# Smithy knowledge passed by word of mouth



## sideKahr (Oct 15, 2014)

On one of the episodes of "Iron and Fire" on the History Channel, the smith made a beautiful Damascus knife from braided steel cable. 

What I found interesting was the final hardening. He got the blade to an orange heat, then plunged it into an oil tank that was oriented to magnetic north. Apparently, as the steel cools it regains its magnetic properties, and its crystal structure realigns with the prevailing field. He said he had always had trouble with his blades warping on the final quench until an old timer had told him this trick.

That's something I never read in a book.
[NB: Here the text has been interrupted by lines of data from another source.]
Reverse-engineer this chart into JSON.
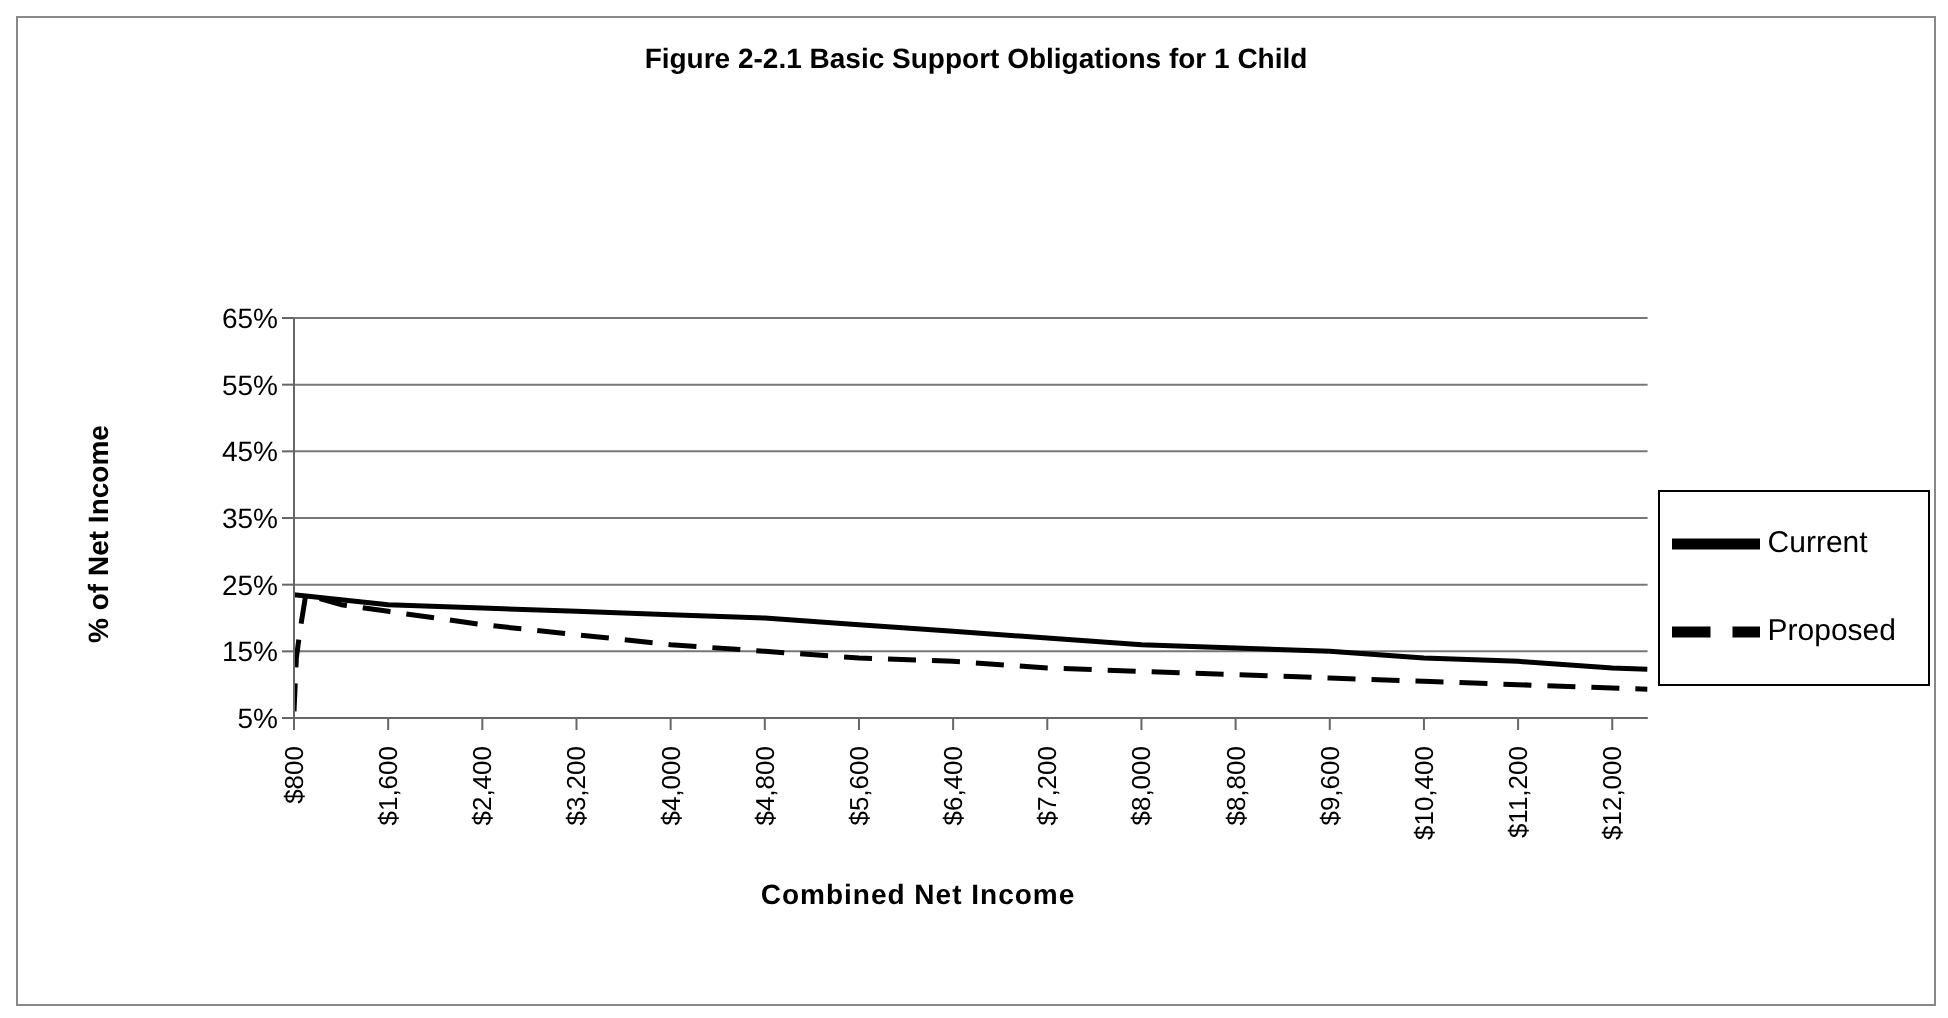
{
  "chart_data": {
    "type": "line",
    "title": "Figure 2-2.1 Basic Support Obligations for 1 Child",
    "xlabel": "Combined Net Income",
    "ylabel": "% of Net Income",
    "xlim": [
      800,
      12300
    ],
    "xticks": [
      {
        "value": 800,
        "label": "$800"
      },
      {
        "value": 1600,
        "label": "$1,600"
      },
      {
        "value": 2400,
        "label": "$2,400"
      },
      {
        "value": 3200,
        "label": "$3,200"
      },
      {
        "value": 4000,
        "label": "$4,000"
      },
      {
        "value": 4800,
        "label": "$4,800"
      },
      {
        "value": 5600,
        "label": "$5,600"
      },
      {
        "value": 6400,
        "label": "$6,400"
      },
      {
        "value": 7200,
        "label": "$7,200"
      },
      {
        "value": 8000,
        "label": "$8,000"
      },
      {
        "value": 8800,
        "label": "$8,800"
      },
      {
        "value": 9600,
        "label": "$9,600"
      },
      {
        "value": 10400,
        "label": "$10,400"
      },
      {
        "value": 11200,
        "label": "$11,200"
      },
      {
        "value": 12000,
        "label": "$12,000"
      }
    ],
    "ylim": [
      5,
      65
    ],
    "yticks": [
      {
        "value": 5,
        "label": "5%"
      },
      {
        "value": 15,
        "label": "15%"
      },
      {
        "value": 25,
        "label": "25%"
      },
      {
        "value": 35,
        "label": "35%"
      },
      {
        "value": 45,
        "label": "45%"
      },
      {
        "value": 55,
        "label": "55%"
      },
      {
        "value": 65,
        "label": "65%"
      }
    ],
    "grid": "y",
    "legend": "right",
    "series": [
      {
        "name": "Proposed",
        "color": "#000000",
        "line_style": "dashed",
        "x": [
          800,
          820,
          850,
          900,
          1200,
          1600,
          2000,
          2400,
          3200,
          4000,
          4800,
          5600,
          6400,
          7200,
          8000,
          8800,
          9600,
          10400,
          11200,
          12000,
          12300
        ],
        "values": [
          6,
          14,
          18,
          23.5,
          22,
          21,
          20,
          19,
          17.5,
          16,
          15,
          14,
          13.5,
          12.5,
          12,
          11.5,
          11,
          10.5,
          10,
          9.5,
          9.3
        ]
      },
      {
        "name": "Current",
        "color": "#000000",
        "line_style": "solid",
        "x": [
          800,
          1600,
          2400,
          3200,
          4000,
          4800,
          5600,
          6400,
          7200,
          8000,
          8800,
          9600,
          10400,
          11200,
          12000,
          12300
        ],
        "values": [
          23.5,
          22,
          21.5,
          21,
          20.5,
          20,
          19,
          18,
          17,
          16,
          15.5,
          15,
          14,
          13.5,
          12.5,
          12.3
        ]
      }
    ]
  }
}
Pretty cool.


----------



## dwight55 (Nov 9, 2012)

Thanks, sideKahr, . . . interesting to say the least.

I wish I could have had a video recorder, . . . went back in time, . . . and scavenged that type info from my blacksmith grandfather.

May God bless,
Dwight


----------



## SOCOM42 (Nov 9, 2012)

A vertical quench for all practical purposes is the best way to go. virtually no distortion.

I have been hand forging for 60 years on the side as a half hobby. 
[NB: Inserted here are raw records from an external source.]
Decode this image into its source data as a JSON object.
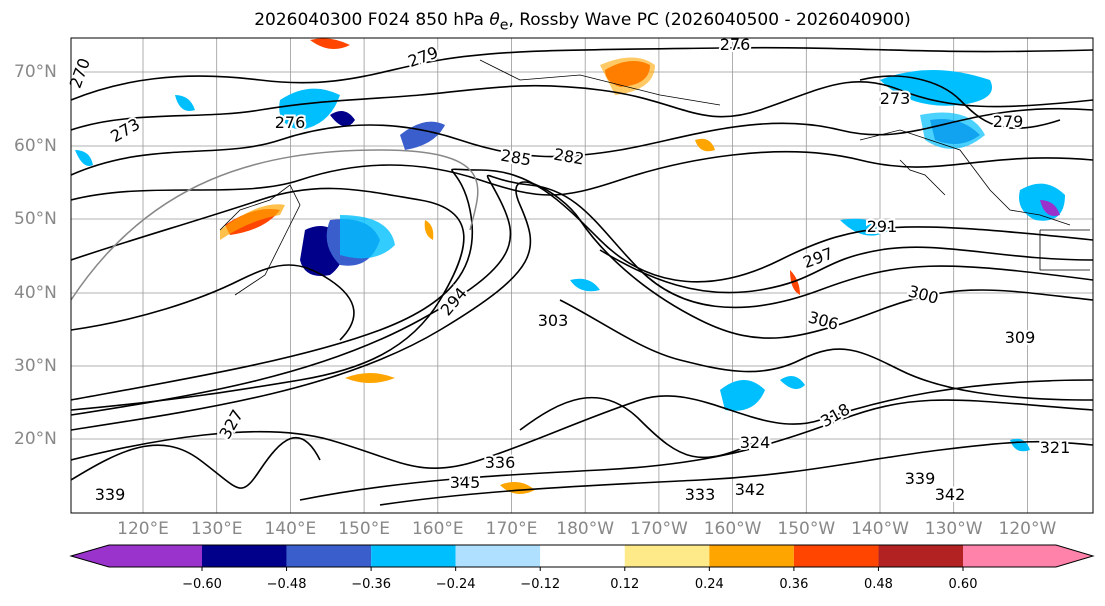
{
  "title": {
    "prefix": "2026040300 F024 850 hPa ",
    "theta": "θ",
    "sub": "e",
    "suffix": ", Rossby Wave PC (2026040500 - 2026040900)"
  },
  "lat_labels": [
    "70°N",
    "60°N",
    "50°N",
    "40°N",
    "30°N",
    "20°N"
  ],
  "lon_labels": [
    "120°E",
    "130°E",
    "140°E",
    "150°E",
    "160°E",
    "170°E",
    "180°W",
    "170°W",
    "160°W",
    "150°W",
    "140°W",
    "130°W",
    "120°W"
  ],
  "colorbar": {
    "colors": [
      "#9933cc",
      "#00008b",
      "#3a5fcd",
      "#00bfff",
      "#b0e0ff",
      "#ffffff",
      "#ffea8a",
      "#ffa500",
      "#ff4500",
      "#b22222",
      "#ff82ab"
    ],
    "ticks": [
      "−0.60",
      "−0.48",
      "−0.36",
      "−0.24",
      "−0.12",
      "0.12",
      "0.24",
      "0.36",
      "0.48",
      "0.60"
    ]
  },
  "contour_labels": [
    "270",
    "273",
    "276",
    "279",
    "276",
    "273",
    "279",
    "282",
    "285",
    "291",
    "294",
    "297",
    "300",
    "303",
    "306",
    "309",
    "318",
    "321",
    "324",
    "327",
    "333",
    "339",
    "342",
    "345",
    "336",
    "342",
    "339"
  ]
}
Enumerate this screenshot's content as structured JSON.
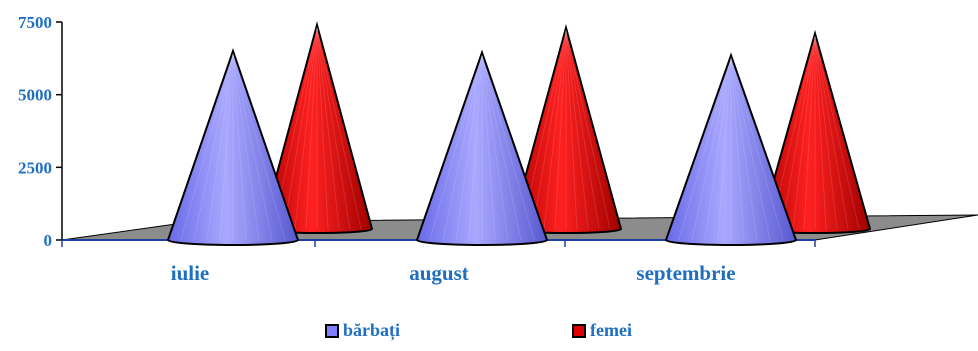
{
  "chart_data": {
    "type": "bar",
    "style": "3d-cone",
    "categories": [
      "iulie",
      "august",
      "septembrie"
    ],
    "series": [
      {
        "name": "bărbați",
        "values": [
          6500,
          6450,
          6350
        ],
        "color": "#8080ff"
      },
      {
        "name": "femei",
        "values": [
          7400,
          7300,
          7100
        ],
        "color": "#e00000"
      }
    ],
    "yticks": [
      0,
      2500,
      5000,
      7500
    ],
    "ylim": [
      0,
      7500
    ],
    "legend_position": "bottom",
    "grid": false
  },
  "legend": {
    "items": [
      "bărbați",
      "femei"
    ]
  }
}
Today for the most part it is a lost art.

Example, I mentioned in a past thread storing rock salt for SHTF for adding to quench water.

I was asked why by someone who does forging.

Unknown was the factor that it raises the boiling point of the water, makes for a more effective quench for WH steel.


----------



## Targetshooter (Dec 4, 2015)

I watch the show , the new season starts in a few weeks .


----------